Gold isn't just something that rappers use to bling-up their dentures — it's immensely important to the financial markets. But how can these cold chunks of metal be so vital to you and the financial security of our economy?

A valuable metal, gold is what traders invest in to shore-up their money when markets are volatile as its price tends to remain steady – mostly because it is one of the lowest risk assets available. It is also traded, providing a means to exchange funds in a hard and universal currency.

Despite the fact that the UK owns less gold than some other countries (for example, Switzerland) the London market is disproportionately important compared to the amount of gold owned. One reason is because of something called the London Good Delivery. This is a benchmark standard for large gold (or silver) bars and ensures little or no variation between one bar and the next — allowing easy trading and market liquidity.

But when you buy or sell gold, you don't necessarily have to lug a wheelbarrow full of bullion around. In fact, for many transactions, the gold doesn't even move from the shelf. Each bar has a unique serial number etched on it. In most cases, when you buy or sell gold you are transferring the registration of that bar, rather than the metal itself.

Outside the Bank of England. Photo: James Guppy.

So that brings us to the question: where is London's gold? Unfortunately, for security reasons, many of the locations are understandably kept secret. However, we can reveal two of them.

The first of is the Bank of England — the central bank of the United Kingdom and that which helps to maintain monetary stability. Gold is an important element (pun intended) of how it runs its affairs and the bank has been intrinsically linked with the bullion market since its creation in 1694.

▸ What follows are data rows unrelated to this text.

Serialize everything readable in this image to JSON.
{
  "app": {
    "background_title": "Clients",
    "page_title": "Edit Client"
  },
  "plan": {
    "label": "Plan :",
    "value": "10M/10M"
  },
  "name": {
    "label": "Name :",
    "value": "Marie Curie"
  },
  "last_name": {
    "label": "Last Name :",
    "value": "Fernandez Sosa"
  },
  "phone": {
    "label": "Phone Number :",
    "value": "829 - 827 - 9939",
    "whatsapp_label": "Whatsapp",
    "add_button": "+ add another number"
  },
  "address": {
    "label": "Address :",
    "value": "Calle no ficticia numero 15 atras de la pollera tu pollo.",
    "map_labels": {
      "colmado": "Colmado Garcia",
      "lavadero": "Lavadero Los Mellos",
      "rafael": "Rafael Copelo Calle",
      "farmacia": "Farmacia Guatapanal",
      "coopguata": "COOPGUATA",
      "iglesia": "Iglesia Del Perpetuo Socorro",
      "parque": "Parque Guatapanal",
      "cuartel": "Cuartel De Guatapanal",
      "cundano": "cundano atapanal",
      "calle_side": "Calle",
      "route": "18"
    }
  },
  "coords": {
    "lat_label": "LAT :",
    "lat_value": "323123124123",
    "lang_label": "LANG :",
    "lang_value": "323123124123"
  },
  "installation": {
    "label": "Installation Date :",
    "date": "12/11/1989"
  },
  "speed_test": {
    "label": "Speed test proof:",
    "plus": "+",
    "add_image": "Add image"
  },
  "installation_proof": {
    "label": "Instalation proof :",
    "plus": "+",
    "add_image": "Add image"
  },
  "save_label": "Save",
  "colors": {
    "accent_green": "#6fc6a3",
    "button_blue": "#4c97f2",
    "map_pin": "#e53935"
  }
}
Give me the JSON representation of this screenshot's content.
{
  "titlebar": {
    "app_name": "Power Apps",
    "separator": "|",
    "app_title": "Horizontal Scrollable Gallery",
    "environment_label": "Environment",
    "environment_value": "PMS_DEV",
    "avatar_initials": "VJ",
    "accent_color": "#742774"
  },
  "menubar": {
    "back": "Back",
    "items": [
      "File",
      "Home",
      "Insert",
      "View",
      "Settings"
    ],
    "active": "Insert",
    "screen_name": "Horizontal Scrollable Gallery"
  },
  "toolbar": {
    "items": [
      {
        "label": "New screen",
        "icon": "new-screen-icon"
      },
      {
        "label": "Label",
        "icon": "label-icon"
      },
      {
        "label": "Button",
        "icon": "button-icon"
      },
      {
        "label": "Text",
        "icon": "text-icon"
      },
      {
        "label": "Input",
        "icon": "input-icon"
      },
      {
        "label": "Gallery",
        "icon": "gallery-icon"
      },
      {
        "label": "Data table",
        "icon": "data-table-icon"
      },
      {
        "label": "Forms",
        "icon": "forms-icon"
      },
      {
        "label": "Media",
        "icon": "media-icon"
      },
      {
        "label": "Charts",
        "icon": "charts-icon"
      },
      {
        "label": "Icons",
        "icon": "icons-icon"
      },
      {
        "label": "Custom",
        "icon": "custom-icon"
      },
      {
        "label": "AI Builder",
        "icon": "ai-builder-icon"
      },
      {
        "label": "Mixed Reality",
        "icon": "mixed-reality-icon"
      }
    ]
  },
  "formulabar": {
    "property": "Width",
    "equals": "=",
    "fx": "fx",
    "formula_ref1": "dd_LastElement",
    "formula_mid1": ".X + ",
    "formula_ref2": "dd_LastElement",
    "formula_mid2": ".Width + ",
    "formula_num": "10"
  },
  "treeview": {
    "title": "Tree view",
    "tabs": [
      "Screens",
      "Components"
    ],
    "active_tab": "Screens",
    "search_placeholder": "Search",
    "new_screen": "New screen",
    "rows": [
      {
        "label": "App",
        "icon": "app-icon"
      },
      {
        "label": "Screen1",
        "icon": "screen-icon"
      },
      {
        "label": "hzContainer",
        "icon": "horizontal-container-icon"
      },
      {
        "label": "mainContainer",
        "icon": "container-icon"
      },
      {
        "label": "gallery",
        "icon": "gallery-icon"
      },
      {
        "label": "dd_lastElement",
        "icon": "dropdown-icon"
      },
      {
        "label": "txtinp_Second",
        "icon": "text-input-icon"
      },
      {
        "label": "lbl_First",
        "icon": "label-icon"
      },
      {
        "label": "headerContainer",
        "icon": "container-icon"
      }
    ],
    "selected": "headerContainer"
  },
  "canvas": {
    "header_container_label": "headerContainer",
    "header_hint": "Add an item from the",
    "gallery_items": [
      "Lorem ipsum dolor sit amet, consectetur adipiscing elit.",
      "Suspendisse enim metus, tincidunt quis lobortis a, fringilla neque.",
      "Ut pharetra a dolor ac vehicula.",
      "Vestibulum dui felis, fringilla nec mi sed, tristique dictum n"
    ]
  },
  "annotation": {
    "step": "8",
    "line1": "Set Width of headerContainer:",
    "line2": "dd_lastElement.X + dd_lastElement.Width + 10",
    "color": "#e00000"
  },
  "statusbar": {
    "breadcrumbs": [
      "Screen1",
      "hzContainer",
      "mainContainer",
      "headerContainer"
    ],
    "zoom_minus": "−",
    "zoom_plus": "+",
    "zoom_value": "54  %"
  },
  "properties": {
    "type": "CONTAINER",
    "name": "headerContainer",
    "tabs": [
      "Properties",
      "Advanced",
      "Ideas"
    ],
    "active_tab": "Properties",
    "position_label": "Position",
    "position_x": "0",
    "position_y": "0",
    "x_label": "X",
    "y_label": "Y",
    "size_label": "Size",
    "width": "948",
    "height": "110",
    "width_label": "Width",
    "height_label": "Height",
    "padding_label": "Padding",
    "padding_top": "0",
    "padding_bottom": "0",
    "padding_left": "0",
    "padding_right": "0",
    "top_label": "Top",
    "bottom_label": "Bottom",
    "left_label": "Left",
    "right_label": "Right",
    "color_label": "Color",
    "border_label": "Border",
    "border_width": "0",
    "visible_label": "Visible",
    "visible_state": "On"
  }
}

The vaults below Threadneedle Street hold about £156bn worth of bullion — about three quarters of London's 7,500 tonnes of gold (although very little of it actually belongs to the bank). The gold in the vault is made up of the country's reserves and bars belonging to overseas central banks and the London Bullion Market Association. The underground vault wasn't always used to house precious metals — during the second world war it was used as an air-raid shelter, and also became the bank's canteen. If you visit the Bank of England Museum, you can hold a gold bar worth over £400,000 (although they won't let you take it home with you).

The remainder of London's gold is kept in six commercial vaults across the city. One of the two largest gold vaults in the City is rumoured to be below JP Morgan's offices on Victoria Embankment.

The building was constructed in 1883 and was previously the home of the City of London School. JP Morgan kept the location of its vault a closely-guarded secret, until the address of the facility was unwittingly revealed in 2011 on a receipt for $3.2m worth of gold. Schoolboy error (again, pun intended).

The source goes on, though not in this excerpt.